You can be a great player and not get a bust beyond the left-centerfield wall. You can't be a capital Y Yankee legend, though. The guys who trot out at the end of Old-Timer's day and throw out first pitches in the playoffs, the guys the Yankees use to remind their fans that they're paying high prices to watch something more than just a baseball team.
Joe Torre was destined to be one of those guys. Four world titles, 12 playoff appearances and a sure spot in the Hall of Fame are all things that well get you one of those busts. That bust would've come with a retired number, a platinum-plated pass to Yankee Stadium and the honored place now occupied by Yogi Berra and Whitey Ford. But all of that seems impossible now.
"The Yankee Years" makes it impossible. The Steinbrenner family figures to own the Yankees for quite a while longer and they aren't going to soon forget the way Torre talked out of school about them. They may have started the ball rolling when they left Torre out of the celebration that closed Yankee Stadium, but Torre picked it up and ran with it much farther than anyone can anticipated. Two wrongs don't make a right, but they also don't make a reconciliation.

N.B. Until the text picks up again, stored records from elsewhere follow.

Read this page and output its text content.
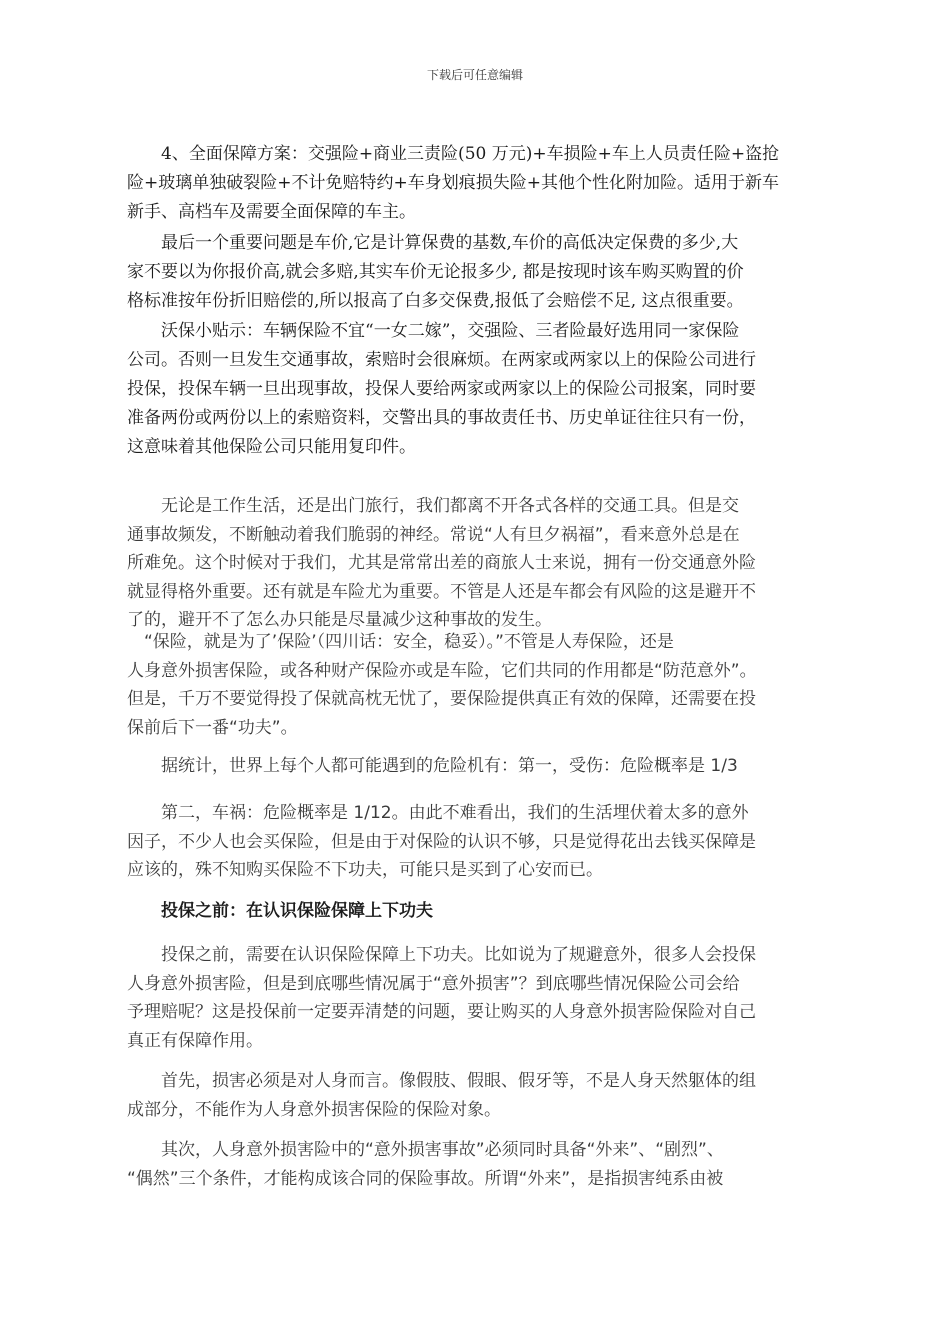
下载后可任意编辑
　　4、全面保障方案：交强险+商业三责险(50 万元)+车损险+车上人员责任险+盗抢
险+玻璃单独破裂险+不计免赔特约+车身划痕损失险+其他个性化附加险。适用于新车
新手、高档车及需要全面保障的车主。
　　最后一个重要问题是车价,它是计算保费的基数,车价的高低决定保费的多少,大
家不要以为你报价高,就会多赔,其实车价无论报多少, 都是按现时该车购买购置的价
格标准按年份折旧赔偿的,所以报高了白多交保费,报低了会赔偿不足, 这点很重要。
　　沃保小贴示：车辆保险不宜“一女二嫁”，交强险、三者险最好选用同一家保险
公司。否则一旦发生交通事故，索赔时会很麻烦。在两家或两家以上的保险公司进行
投保，投保车辆一旦出现事故，投保人要给两家或两家以上的保险公司报案，同时要
准备两份或两份以上的索赔资料，交警出具的事故责任书、历史单证往往只有一份，
这意味着其他保险公司只能用复印件。
　　无论是工作生活，还是出门旅行，我们都离不开各式各样的交通工具。但是交
通事故频发，不断触动着我们脆弱的神经。常说“人有旦夕祸福”，看来意外总是在
所难免。这个时候对于我们，尤其是常常出差的商旅人士来说，拥有一份交通意外险
就显得格外重要。还有就是车险尤为重要。不管是人还是车都会有风险的这是避开不
了的，避开不了怎么办只能是尽量减少这种事故的发生。
　“保险，就是为了’保险’（四川话：安全，稳妥）。”不管是人寿保险，还是
人身意外损害保险，或各种财产保险亦或是车险，它们共同的作用都是“防范意外”。
但是，千万不要觉得投了保就高枕无忧了，要保险提供真正有效的保障，还需要在投
保前后下一番“功夫”。
　　据统计，世界上每个人都可能遇到的危险机有：第一，受伤：危险概率是 1/3
　　第二，车祸：危险概率是 1/12。由此不难看出，我们的生活埋伏着太多的意外
因子，不少人也会买保险，但是由于对保险的认识不够，只是觉得花出去钱买保障是
应该的，殊不知购买保险不下功夫，可能只是买到了心安而已。
　　投保之前：在认识保险保障上下功夫
　　投保之前，需要在认识保险保障上下功夫。比如说为了规避意外，很多人会投保
人身意外损害险，但是到底哪些情况属于“意外损害”？到底哪些情况保险公司会给
予理赔呢？这是投保前一定要弄清楚的问题，要让购买的人身意外损害险保险对自己
真正有保障作用。
　　首先，损害必须是对人身而言。像假肢、假眼、假牙等，不是人身天然躯体的组
成部分，不能作为人身意外损害保险的保险对象。
　　其次，人身意外损害险中的“意外损害事故”必须同时具备“外来”、“剧烈”、
“偶然”三个条件，才能构成该合同的保险事故。所谓“外来”，是指损害纯系由被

The Yankees have been estranged from members of their past before and survived. Berra was absent from Yankee Stadium for nearly 15 years after George Steinbrenner fired him as the team's manager in 1985. History and tradition were still on display at every turn.
The last book that ripped the Yankees organization was "Ball Four." Jim Bouton didn't set foot in Yankee Stadium for 30 years after it was written. Which means, in other words, Joe Torre Day isn't happening any time soon.